Jerome ventured even further into zoological oddity at Lamentations 4.3, where the motherly creature that lovingly bares its breast for its young is a lamia, which properly means a night-hag or vampire: Sed et lamiae nudaverunt mammam, lactaverunt catulos suos.
The history of such (mis-)translations is instructive, and sobering. One surprising point is just how early some of these errors or odd tangents occurred. As I have noted, the Septuagint was composed by Jews at a time when the Second Temple still flourished, and when there should have been plenty of Palestine-based scholars available to discuss and debate the original meanings of words.
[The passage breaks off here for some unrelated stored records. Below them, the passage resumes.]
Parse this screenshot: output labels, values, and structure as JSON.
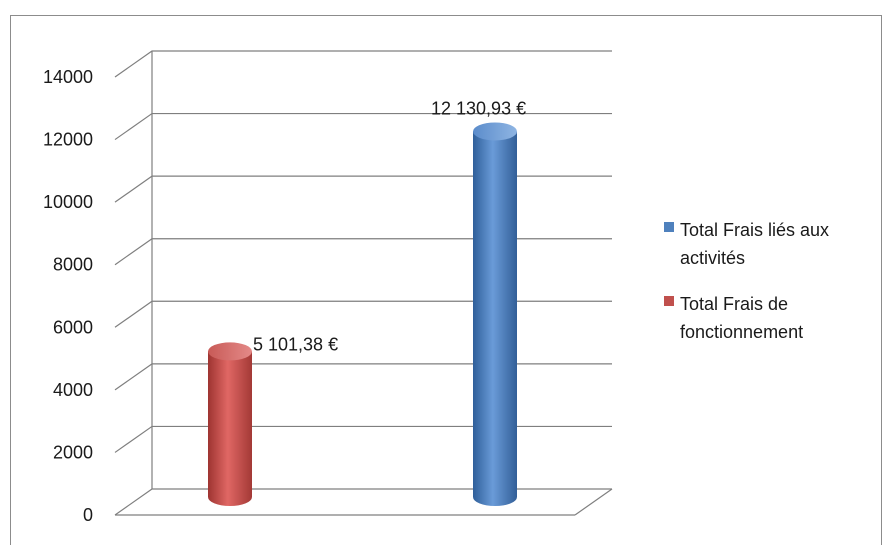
{
  "chart_data": {
    "type": "bar",
    "categories": [
      "Total Frais de fonctionnement",
      "Total Frais liés aux activités"
    ],
    "values": [
      5101.38,
      12130.93
    ],
    "data_labels": [
      "5 101,38 €",
      "12 130,93 €"
    ],
    "colors": [
      "#c0504d",
      "#4f81bd"
    ],
    "title": "",
    "xlabel": "",
    "ylabel": "",
    "ylim": [
      0,
      14000
    ],
    "yticks": [
      0,
      2000,
      4000,
      6000,
      8000,
      10000,
      12000,
      14000
    ],
    "grid": true,
    "legend_position": "right",
    "legend": [
      {
        "lines": [
          "Total Frais liés aux",
          "activités"
        ],
        "color": "#4f81bd"
      },
      {
        "lines": [
          "Total Frais de",
          "fonctionnement"
        ],
        "color": "#c0504d"
      }
    ]
  }
}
Yet the translators plowed ahead with their particular interpretations, no matter how little logical sense they sometimes made. There is a sizable literature on the quirks and tendencies of those Septuagint translators, which were sometime quite marked, and resulted in some fairly loaded and intrusive renderings of the text. And that is in the ancient world, never mind what other flaws and byways were open to more modern scholars, who were much further removed from that Jewish matrix.
We should also recall that that Septuagint, with all its weirdnesses and its dragons, was what constituted “the Bible” for the earliest Christians, like St. Paul, and for the Patristic centuries.